When exploited, this endpoint can return a complete snapshot of heap memory—approximately 150MB—containing plaintext usernames, passwords, and other highly sensitive information.

While newer versions of Spring Boot have addressed this issue by securing such endpoints by default, public reporting indicates that TeleMessage instances continued using the vulnerable configuration through at least May 5, 2025.

Security researchers at GreyNoise have documented an ongoing exploitation campaign targeting this vulnerability.

As of July 16, the firm has observed 11 IP addresses actively attempting to exploit CVE-2025-48927, with related reconnaissance activity continuing to expand.

The threat actors are conducting systematic scanning operations to identify vulnerable systems.

GreyNoise telemetry reveals that 2,009 IP addresses have scanned for Spring Boot Actuator endpoints over the past 90 days, with 1,582 specifically targeting /health endpoints commonly used to detect internet-exposed Spring Boot deployments.

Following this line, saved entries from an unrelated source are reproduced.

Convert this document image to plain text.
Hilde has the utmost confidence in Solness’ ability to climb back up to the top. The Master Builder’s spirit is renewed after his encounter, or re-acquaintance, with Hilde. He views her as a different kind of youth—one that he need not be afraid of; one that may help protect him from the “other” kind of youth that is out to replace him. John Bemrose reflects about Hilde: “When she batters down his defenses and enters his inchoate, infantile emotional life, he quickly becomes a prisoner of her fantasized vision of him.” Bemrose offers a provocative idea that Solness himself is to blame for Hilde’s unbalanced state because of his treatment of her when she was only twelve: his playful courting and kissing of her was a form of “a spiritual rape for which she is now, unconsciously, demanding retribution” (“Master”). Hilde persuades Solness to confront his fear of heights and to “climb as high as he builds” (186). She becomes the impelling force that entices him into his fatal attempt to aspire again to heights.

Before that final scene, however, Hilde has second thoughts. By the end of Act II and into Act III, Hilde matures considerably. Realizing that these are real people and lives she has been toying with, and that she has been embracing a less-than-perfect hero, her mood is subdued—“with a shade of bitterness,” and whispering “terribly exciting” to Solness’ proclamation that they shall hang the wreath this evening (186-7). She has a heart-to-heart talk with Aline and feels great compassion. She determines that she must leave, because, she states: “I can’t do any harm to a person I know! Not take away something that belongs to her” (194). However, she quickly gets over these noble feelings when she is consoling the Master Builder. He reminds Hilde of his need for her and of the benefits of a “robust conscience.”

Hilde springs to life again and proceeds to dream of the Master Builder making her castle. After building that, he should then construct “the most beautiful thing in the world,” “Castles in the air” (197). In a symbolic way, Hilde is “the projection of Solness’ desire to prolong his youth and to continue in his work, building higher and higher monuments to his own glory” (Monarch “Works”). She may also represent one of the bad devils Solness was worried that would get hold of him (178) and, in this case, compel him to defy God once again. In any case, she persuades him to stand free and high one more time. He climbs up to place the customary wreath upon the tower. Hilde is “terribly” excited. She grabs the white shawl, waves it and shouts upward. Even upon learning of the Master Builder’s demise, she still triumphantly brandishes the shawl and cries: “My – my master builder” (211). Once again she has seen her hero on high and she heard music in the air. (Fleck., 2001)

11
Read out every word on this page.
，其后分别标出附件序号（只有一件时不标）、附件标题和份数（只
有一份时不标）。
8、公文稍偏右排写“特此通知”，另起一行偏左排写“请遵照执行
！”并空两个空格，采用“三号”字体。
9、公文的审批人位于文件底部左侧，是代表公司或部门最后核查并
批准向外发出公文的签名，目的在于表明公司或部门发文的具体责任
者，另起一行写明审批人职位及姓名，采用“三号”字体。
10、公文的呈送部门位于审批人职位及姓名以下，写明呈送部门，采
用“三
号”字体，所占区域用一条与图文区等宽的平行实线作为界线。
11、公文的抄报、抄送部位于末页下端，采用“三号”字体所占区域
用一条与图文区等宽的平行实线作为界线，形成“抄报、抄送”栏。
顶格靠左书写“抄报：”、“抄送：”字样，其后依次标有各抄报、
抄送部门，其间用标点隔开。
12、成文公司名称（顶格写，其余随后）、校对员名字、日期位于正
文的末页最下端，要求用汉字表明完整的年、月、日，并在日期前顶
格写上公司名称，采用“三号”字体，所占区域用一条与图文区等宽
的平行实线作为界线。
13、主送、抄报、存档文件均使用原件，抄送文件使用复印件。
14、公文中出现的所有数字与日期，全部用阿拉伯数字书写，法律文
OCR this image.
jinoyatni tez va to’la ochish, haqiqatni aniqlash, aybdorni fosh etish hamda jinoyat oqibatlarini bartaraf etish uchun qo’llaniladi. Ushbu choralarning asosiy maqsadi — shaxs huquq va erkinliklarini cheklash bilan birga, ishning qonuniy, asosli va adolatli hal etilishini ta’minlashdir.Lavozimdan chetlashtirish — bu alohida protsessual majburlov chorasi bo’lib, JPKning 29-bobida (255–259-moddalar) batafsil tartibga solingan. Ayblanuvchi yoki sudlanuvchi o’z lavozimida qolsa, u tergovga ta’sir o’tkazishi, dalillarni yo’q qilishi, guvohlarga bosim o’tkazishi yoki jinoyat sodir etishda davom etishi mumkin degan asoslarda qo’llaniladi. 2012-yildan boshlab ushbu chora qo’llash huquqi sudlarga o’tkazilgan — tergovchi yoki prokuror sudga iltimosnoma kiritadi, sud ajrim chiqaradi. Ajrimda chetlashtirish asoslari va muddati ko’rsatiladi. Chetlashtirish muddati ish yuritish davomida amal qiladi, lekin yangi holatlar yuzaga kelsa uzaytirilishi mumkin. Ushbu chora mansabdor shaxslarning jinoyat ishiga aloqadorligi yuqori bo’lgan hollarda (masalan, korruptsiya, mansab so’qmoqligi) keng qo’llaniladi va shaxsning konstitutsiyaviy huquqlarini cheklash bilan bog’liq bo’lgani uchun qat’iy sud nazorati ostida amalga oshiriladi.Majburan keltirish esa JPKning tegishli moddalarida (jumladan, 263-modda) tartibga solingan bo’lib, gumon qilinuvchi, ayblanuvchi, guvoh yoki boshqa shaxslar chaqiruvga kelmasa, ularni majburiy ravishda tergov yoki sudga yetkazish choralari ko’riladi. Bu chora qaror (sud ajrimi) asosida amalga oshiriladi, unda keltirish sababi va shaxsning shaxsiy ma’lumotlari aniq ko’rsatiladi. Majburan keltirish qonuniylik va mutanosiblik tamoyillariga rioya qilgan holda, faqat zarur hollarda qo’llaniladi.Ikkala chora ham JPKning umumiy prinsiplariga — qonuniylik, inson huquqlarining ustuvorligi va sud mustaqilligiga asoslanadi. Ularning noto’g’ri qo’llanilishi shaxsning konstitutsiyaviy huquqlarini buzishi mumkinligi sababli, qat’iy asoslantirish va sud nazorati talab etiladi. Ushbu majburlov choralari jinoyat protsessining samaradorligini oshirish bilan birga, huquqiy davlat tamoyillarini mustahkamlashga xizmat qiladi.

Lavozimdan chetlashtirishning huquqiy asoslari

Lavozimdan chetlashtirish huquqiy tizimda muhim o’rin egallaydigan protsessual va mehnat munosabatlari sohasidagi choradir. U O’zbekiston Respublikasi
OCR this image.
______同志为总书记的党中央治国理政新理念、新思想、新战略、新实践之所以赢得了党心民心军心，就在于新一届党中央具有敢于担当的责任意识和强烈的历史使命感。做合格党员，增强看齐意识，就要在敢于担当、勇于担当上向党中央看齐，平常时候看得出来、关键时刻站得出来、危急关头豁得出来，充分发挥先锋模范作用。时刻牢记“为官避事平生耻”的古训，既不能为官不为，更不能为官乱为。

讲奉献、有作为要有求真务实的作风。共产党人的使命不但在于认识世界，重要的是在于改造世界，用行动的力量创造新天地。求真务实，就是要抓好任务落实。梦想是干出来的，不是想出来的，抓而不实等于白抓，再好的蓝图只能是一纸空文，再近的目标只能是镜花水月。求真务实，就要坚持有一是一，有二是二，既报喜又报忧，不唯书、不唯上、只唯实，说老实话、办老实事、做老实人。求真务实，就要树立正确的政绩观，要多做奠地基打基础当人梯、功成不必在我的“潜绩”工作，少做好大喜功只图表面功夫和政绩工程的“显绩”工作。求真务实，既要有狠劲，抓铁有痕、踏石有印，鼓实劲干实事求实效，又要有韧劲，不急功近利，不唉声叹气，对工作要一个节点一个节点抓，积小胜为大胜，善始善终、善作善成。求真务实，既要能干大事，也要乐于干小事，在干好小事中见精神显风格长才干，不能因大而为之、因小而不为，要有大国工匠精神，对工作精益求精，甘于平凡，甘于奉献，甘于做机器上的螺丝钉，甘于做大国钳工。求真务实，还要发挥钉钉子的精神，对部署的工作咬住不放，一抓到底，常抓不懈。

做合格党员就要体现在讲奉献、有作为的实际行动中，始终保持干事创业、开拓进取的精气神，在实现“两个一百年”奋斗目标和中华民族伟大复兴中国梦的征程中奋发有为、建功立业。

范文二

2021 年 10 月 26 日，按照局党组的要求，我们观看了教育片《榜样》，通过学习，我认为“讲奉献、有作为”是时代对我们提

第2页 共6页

Organizations using Spring Boot applications, particularly those implementing secure messaging or internal communication tools, should immediately verify whether /heapdump endpoints are exposed to the internet.

Security teams should disable or restrict access to the /heapdump endpoint, limit exposure of all Actuator endpoints unless explicitly required, and review deployment configurations to upgrade to supported Spring Boot versions with secure defaults.

GreyNoise has created dedicated tags to track scanning activity related to this vulnerability and continues monitoring for shifts in exploitation patterns.

The security firm is also developing enhanced dynamic IP blocklists to help organizations respond more rapidly to emerging threats targeting this and similar vulnerabilities.